Das Wort „vorbehaltlos“ kommt uns allenfalls leicht über die Lippen. Aber können wir das auch? „Wir brauchen wieder jemanden, der uns die Basics beibringt.“ Davon ist Dragana Balinovic überzeugt. Zusammen mit „wundervollen kreativen Menschen“ hat sie das Format „connecthumans“ entwickelt. Ausprobiert haben sie es zu Weihnachten 2019 und im kurzen Corona-Sommerfenster in Feldkirch. Da standen sie dann in der Fußgängerzone und hielten Passanten aufgefächert kleine Karten entgegen. „Seid ihr von Greenpeace?“, fragten manche. Aber die Karten halfen lediglich, um ins Gespräch zu kommen. Auf den Rückseiten standen Fragen wie „Wofür bist du heute dankbar?“ oder „Was berührt dich?“ oder „Wann hast du das letzte Mal selbstlose Hilfe angenommen?“
Antworten und Schwarzweiß-Porträts, die Martin Schachenhofer und Nina Bröll schossen, waren dann lange noch im öffentlichen Raum ausgestellt. Regten zum Nachdenken an. Nichts als Bilder und lose Gedanken, und siehe da: Der Mensch ist so viel mehr als die Summe seiner Zuschreibungen.

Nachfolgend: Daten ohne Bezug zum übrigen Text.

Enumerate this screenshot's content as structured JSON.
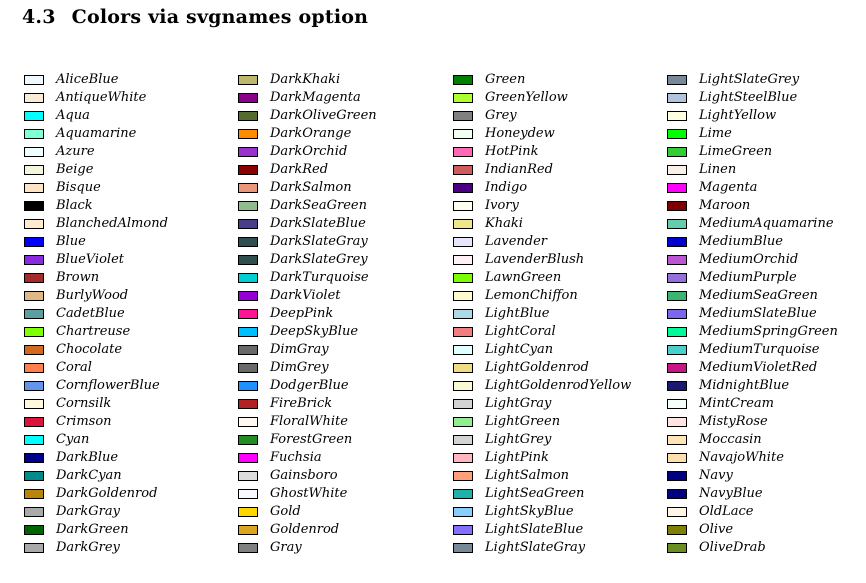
{
  "section": {
    "number": "4.3",
    "title": "Colors via svgnames option"
  },
  "columns": [
    [
      {
        "name": "AliceBlue",
        "hex": "#F0F8FF"
      },
      {
        "name": "AntiqueWhite",
        "hex": "#FAEBD7"
      },
      {
        "name": "Aqua",
        "hex": "#00FFFF"
      },
      {
        "name": "Aquamarine",
        "hex": "#7FFFD4"
      },
      {
        "name": "Azure",
        "hex": "#F0FFFF"
      },
      {
        "name": "Beige",
        "hex": "#F5F5DC"
      },
      {
        "name": "Bisque",
        "hex": "#FFE4C4"
      },
      {
        "name": "Black",
        "hex": "#000000"
      },
      {
        "name": "BlanchedAlmond",
        "hex": "#FFEBCD"
      },
      {
        "name": "Blue",
        "hex": "#0000FF"
      },
      {
        "name": "BlueViolet",
        "hex": "#8A2BE2"
      },
      {
        "name": "Brown",
        "hex": "#A52A2A"
      },
      {
        "name": "BurlyWood",
        "hex": "#DEB887"
      },
      {
        "name": "CadetBlue",
        "hex": "#5F9EA0"
      },
      {
        "name": "Chartreuse",
        "hex": "#7FFF00"
      },
      {
        "name": "Chocolate",
        "hex": "#D2691E"
      },
      {
        "name": "Coral",
        "hex": "#FF7F50"
      },
      {
        "name": "CornflowerBlue",
        "hex": "#6495ED"
      },
      {
        "name": "Cornsilk",
        "hex": "#FFF8DC"
      },
      {
        "name": "Crimson",
        "hex": "#DC143C"
      },
      {
        "name": "Cyan",
        "hex": "#00FFFF"
      },
      {
        "name": "DarkBlue",
        "hex": "#00008B"
      },
      {
        "name": "DarkCyan",
        "hex": "#008B8B"
      },
      {
        "name": "DarkGoldenrod",
        "hex": "#B8860B"
      },
      {
        "name": "DarkGray",
        "hex": "#A9A9A9"
      },
      {
        "name": "DarkGreen",
        "hex": "#006400"
      },
      {
        "name": "DarkGrey",
        "hex": "#A9A9A9"
      }
    ],
    [
      {
        "name": "DarkKhaki",
        "hex": "#BDB76B"
      },
      {
        "name": "DarkMagenta",
        "hex": "#8B008B"
      },
      {
        "name": "DarkOliveGreen",
        "hex": "#556B2F"
      },
      {
        "name": "DarkOrange",
        "hex": "#FF8C00"
      },
      {
        "name": "DarkOrchid",
        "hex": "#9932CC"
      },
      {
        "name": "DarkRed",
        "hex": "#8B0000"
      },
      {
        "name": "DarkSalmon",
        "hex": "#E9967A"
      },
      {
        "name": "DarkSeaGreen",
        "hex": "#8FBC8F"
      },
      {
        "name": "DarkSlateBlue",
        "hex": "#483D8B"
      },
      {
        "name": "DarkSlateGray",
        "hex": "#2F4F4F"
      },
      {
        "name": "DarkSlateGrey",
        "hex": "#2F4F4F"
      },
      {
        "name": "DarkTurquoise",
        "hex": "#00CED1"
      },
      {
        "name": "DarkViolet",
        "hex": "#9400D3"
      },
      {
        "name": "DeepPink",
        "hex": "#FF1493"
      },
      {
        "name": "DeepSkyBlue",
        "hex": "#00BFFF"
      },
      {
        "name": "DimGray",
        "hex": "#696969"
      },
      {
        "name": "DimGrey",
        "hex": "#696969"
      },
      {
        "name": "DodgerBlue",
        "hex": "#1E90FF"
      },
      {
        "name": "FireBrick",
        "hex": "#B22222"
      },
      {
        "name": "FloralWhite",
        "hex": "#FFFAF0"
      },
      {
        "name": "ForestGreen",
        "hex": "#228B22"
      },
      {
        "name": "Fuchsia",
        "hex": "#FF00FF"
      },
      {
        "name": "Gainsboro",
        "hex": "#DCDCDC"
      },
      {
        "name": "GhostWhite",
        "hex": "#F8F8FF"
      },
      {
        "name": "Gold",
        "hex": "#FFD700"
      },
      {
        "name": "Goldenrod",
        "hex": "#DAA520"
      },
      {
        "name": "Gray",
        "hex": "#808080"
      }
    ],
    [
      {
        "name": "Green",
        "hex": "#008000"
      },
      {
        "name": "GreenYellow",
        "hex": "#ADFF2F"
      },
      {
        "name": "Grey",
        "hex": "#808080"
      },
      {
        "name": "Honeydew",
        "hex": "#F0FFF0"
      },
      {
        "name": "HotPink",
        "hex": "#FF69B4"
      },
      {
        "name": "IndianRed",
        "hex": "#CD5C5C"
      },
      {
        "name": "Indigo",
        "hex": "#4B0082"
      },
      {
        "name": "Ivory",
        "hex": "#FFFFF0"
      },
      {
        "name": "Khaki",
        "hex": "#F0E68C"
      },
      {
        "name": "Lavender",
        "hex": "#E6E6FA"
      },
      {
        "name": "LavenderBlush",
        "hex": "#FFF0F5"
      },
      {
        "name": "LawnGreen",
        "hex": "#7CFC00"
      },
      {
        "name": "LemonChiffon",
        "hex": "#FFFACD"
      },
      {
        "name": "LightBlue",
        "hex": "#ADD8E6"
      },
      {
        "name": "LightCoral",
        "hex": "#F08080"
      },
      {
        "name": "LightCyan",
        "hex": "#E0FFFF"
      },
      {
        "name": "LightGoldenrod",
        "hex": "#EEDD82"
      },
      {
        "name": "LightGoldenrodYellow",
        "hex": "#FAFAD2"
      },
      {
        "name": "LightGray",
        "hex": "#D3D3D3"
      },
      {
        "name": "LightGreen",
        "hex": "#90EE90"
      },
      {
        "name": "LightGrey",
        "hex": "#D3D3D3"
      },
      {
        "name": "LightPink",
        "hex": "#FFB6C1"
      },
      {
        "name": "LightSalmon",
        "hex": "#FFA07A"
      },
      {
        "name": "LightSeaGreen",
        "hex": "#20B2AA"
      },
      {
        "name": "LightSkyBlue",
        "hex": "#87CEFA"
      },
      {
        "name": "LightSlateBlue",
        "hex": "#8470FF"
      },
      {
        "name": "LightSlateGray",
        "hex": "#778899"
      }
    ],
    [
      {
        "name": "LightSlateGrey",
        "hex": "#778899"
      },
      {
        "name": "LightSteelBlue",
        "hex": "#B0C4DE"
      },
      {
        "name": "LightYellow",
        "hex": "#FFFFE0"
      },
      {
        "name": "Lime",
        "hex": "#00FF00"
      },
      {
        "name": "LimeGreen",
        "hex": "#32CD32"
      },
      {
        "name": "Linen",
        "hex": "#FAF0E6"
      },
      {
        "name": "Magenta",
        "hex": "#FF00FF"
      },
      {
        "name": "Maroon",
        "hex": "#800000"
      },
      {
        "name": "MediumAquamarine",
        "hex": "#66CDAA"
      },
      {
        "name": "MediumBlue",
        "hex": "#0000CD"
      },
      {
        "name": "MediumOrchid",
        "hex": "#BA55D3"
      },
      {
        "name": "MediumPurple",
        "hex": "#9370DB"
      },
      {
        "name": "MediumSeaGreen",
        "hex": "#3CB371"
      },
      {
        "name": "MediumSlateBlue",
        "hex": "#7B68EE"
      },
      {
        "name": "MediumSpringGreen",
        "hex": "#00FA9A"
      },
      {
        "name": "MediumTurquoise",
        "hex": "#48D1CC"
      },
      {
        "name": "MediumVioletRed",
        "hex": "#C71585"
      },
      {
        "name": "MidnightBlue",
        "hex": "#191970"
      },
      {
        "name": "MintCream",
        "hex": "#F5FFFA"
      },
      {
        "name": "MistyRose",
        "hex": "#FFE4E1"
      },
      {
        "name": "Moccasin",
        "hex": "#FFE4B5"
      },
      {
        "name": "NavajoWhite",
        "hex": "#FFDEAD"
      },
      {
        "name": "Navy",
        "hex": "#000080"
      },
      {
        "name": "NavyBlue",
        "hex": "#000080"
      },
      {
        "name": "OldLace",
        "hex": "#FDF5E6"
      },
      {
        "name": "Olive",
        "hex": "#808000"
      },
      {
        "name": "OliveDrab",
        "hex": "#6B8E23"
      }
    ]
  ]
}
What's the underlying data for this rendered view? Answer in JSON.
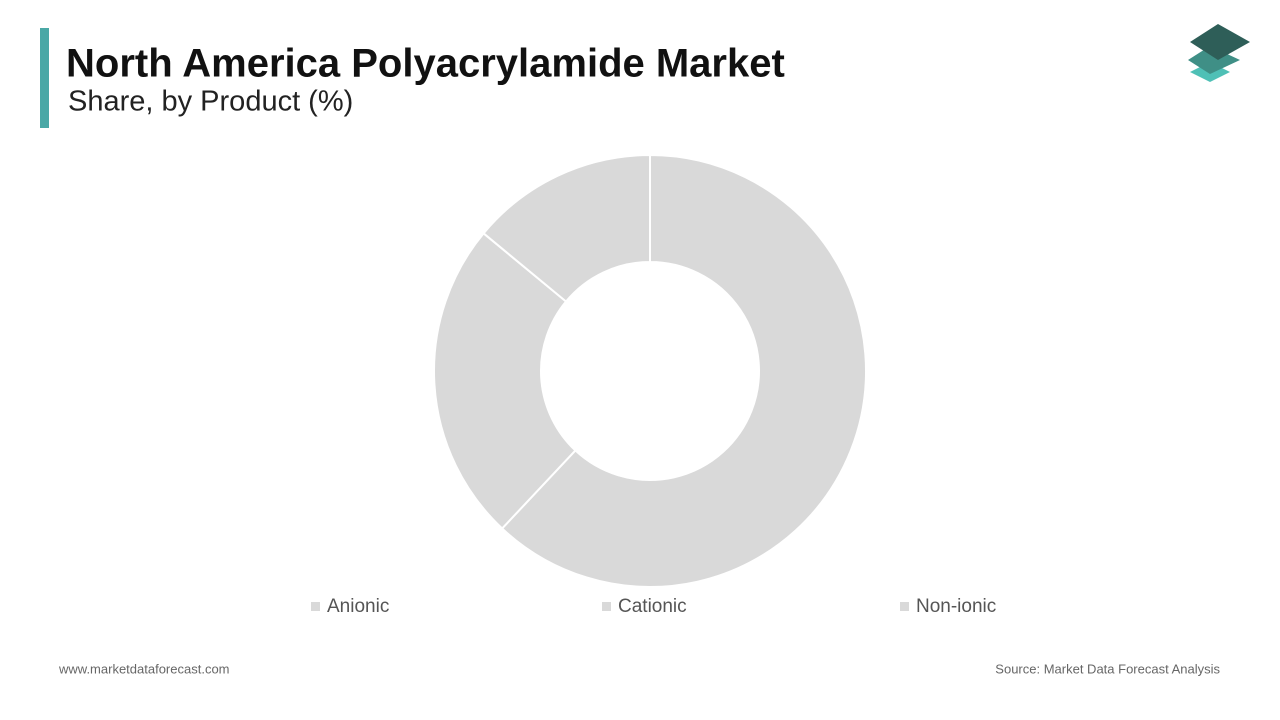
{
  "chart_data": {
    "type": "donut",
    "title": "North America Polyacrylamide Market",
    "subtitle": "Share, by Product (%)",
    "categories": [
      "Anionic",
      "Cationic",
      "Non-ionic"
    ],
    "values": [
      62,
      24,
      14
    ],
    "colors": [
      "#d9d9d9",
      "#d9d9d9",
      "#d9d9d9"
    ],
    "legend": "bottom"
  },
  "footer": {
    "website": "www.marketdataforecast.com",
    "source": "Source: Market Data Forecast Analysis"
  }
}
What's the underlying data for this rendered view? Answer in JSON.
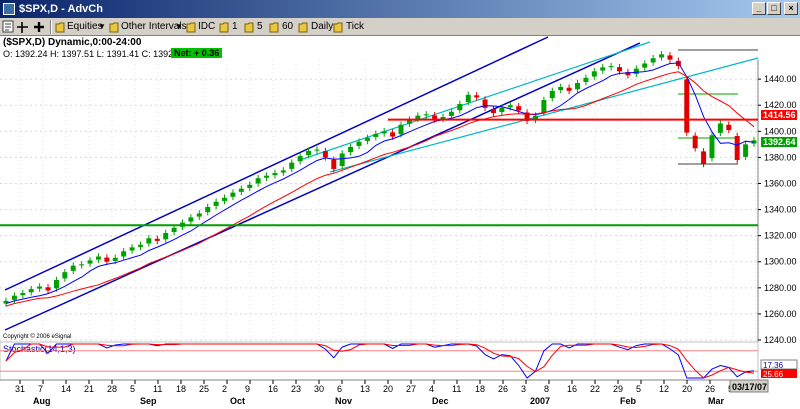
{
  "window": {
    "title": "$SPX,D - AdvCh",
    "min_glyph": "_",
    "max_glyph": "□",
    "close_glyph": "×"
  },
  "toolbar": {
    "equities_label": "Equities",
    "intervals_label": "Other Intervals",
    "idc_label": "IDC",
    "i1_label": "1",
    "i5_label": "5",
    "i60_label": "60",
    "daily_label": "Daily",
    "tick_label": "Tick"
  },
  "info": {
    "symbol_line": "($SPX,D) Dynamic,0:00-24:00",
    "ohlc_line": "O: 1392.24  H: 1397.51  L: 1391.41  C: 1392.64",
    "net": "Net: + 0.36"
  },
  "chart": {
    "copyright": "Copyright © 2006 eSignal",
    "indicator_label": "Stochastic(14,1,3)",
    "price_axis": [
      "1460.00",
      "1440.00",
      "1420.00",
      "1400.00",
      "1380.00",
      "1360.00",
      "1340.00",
      "1320.00",
      "1300.00",
      "1280.00",
      "1260.00",
      "1240.00"
    ],
    "price_tag": "1414.56",
    "last_tag": "1392.64",
    "stoch_tag1": "17.36",
    "stoch_tag2": "25.66",
    "date_tag": "03/17/07",
    "day_ticks": [
      "31",
      "7",
      "14",
      "21",
      "28",
      "5",
      "11",
      "18",
      "25",
      "2",
      "9",
      "16",
      "23",
      "30",
      "6",
      "13",
      "20",
      "27",
      "4",
      "11",
      "18",
      "26",
      "3",
      "8",
      "16",
      "22",
      "29",
      "5",
      "12",
      "20",
      "26",
      "5",
      "12"
    ],
    "month_labels": [
      "Aug",
      "Sep",
      "Oct",
      "Nov",
      "Dec",
      "2007",
      "Feb",
      "Mar"
    ],
    "colors": {
      "up": "#00a000",
      "down": "#e00000",
      "channel": "#0000c0",
      "channel2": "#00b8c8",
      "support": "#00a000",
      "resistance": "#ff0000"
    }
  },
  "chart_data": {
    "type": "candlestick",
    "title": "($SPX,D) Dynamic,0:00-24:00",
    "ylim": [
      1240,
      1470
    ],
    "last": {
      "open": 1392.24,
      "high": 1397.51,
      "low": 1391.41,
      "close": 1392.64
    },
    "levels": {
      "resistance": 1409,
      "support": 1328
    },
    "approx_closes": [
      1270,
      1274,
      1276,
      1279,
      1281,
      1278,
      1286,
      1292,
      1297,
      1298,
      1301,
      1304,
      1300,
      1303,
      1308,
      1311,
      1313,
      1318,
      1316,
      1322,
      1326,
      1330,
      1334,
      1337,
      1342,
      1346,
      1349,
      1353,
      1356,
      1359,
      1364,
      1366,
      1368,
      1370,
      1376,
      1381,
      1385,
      1386,
      1380,
      1371,
      1383,
      1388,
      1392,
      1395,
      1398,
      1400,
      1396,
      1405,
      1409,
      1412,
      1413,
      1409,
      1411,
      1415,
      1421,
      1428,
      1426,
      1418,
      1414,
      1418,
      1420,
      1416,
      1408,
      1412,
      1424,
      1431,
      1434,
      1431,
      1437,
      1441,
      1446,
      1449,
      1450,
      1446,
      1443,
      1448,
      1452,
      1456,
      1459,
      1455,
      1450,
      1399,
      1387,
      1375,
      1397,
      1406,
      1401,
      1378,
      1390,
      1393
    ]
  }
}
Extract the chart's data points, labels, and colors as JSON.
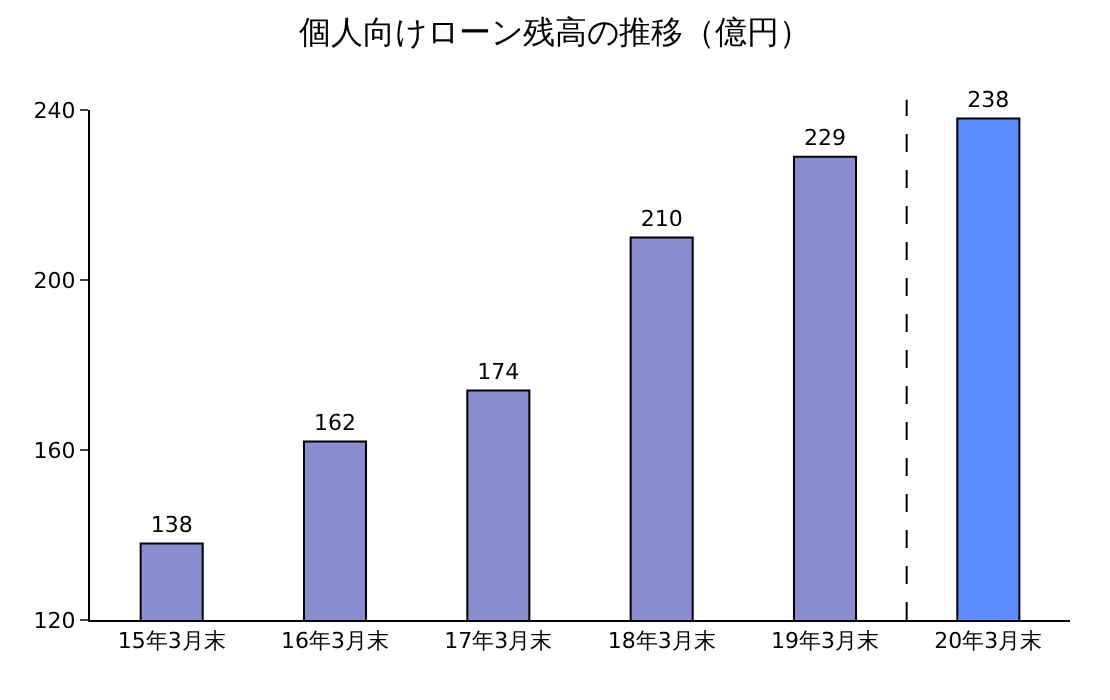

Das Format „connecthumans“ lädt zu Kommunikations- und Lernräumen ein, in denen sich Menschen einer Region, eines Stadtviertels oder einer Firma austauschen. Das Erlebte und Gelernte wird geerntet und in Fotos, Film und Print dem Lebensraum zur Verfügung gestellt.
Die Covid-19-Pandemie hat „connecthumans“ vorübergehend gebremst, aber jetzt bietet das Team rund um Balinovic das Begegnungsformat wieder an. Eine Stadt zeigt schon Interesse. Auch in einer Firma könnte Erstaunliches zutage kommen, wenn die Belegschaft sich einmal die Zeit für wirkliche Begegnungen nimmt.
Hinter connecthumans stehen neben Dragana Balinovic auch Andrea Blum, Alexander Stark, Daniela Kohler, Frank Blau, Julia Beck, Lisa Cancola, Martin Schachenhofer, Nina Bröll und Verena Marte.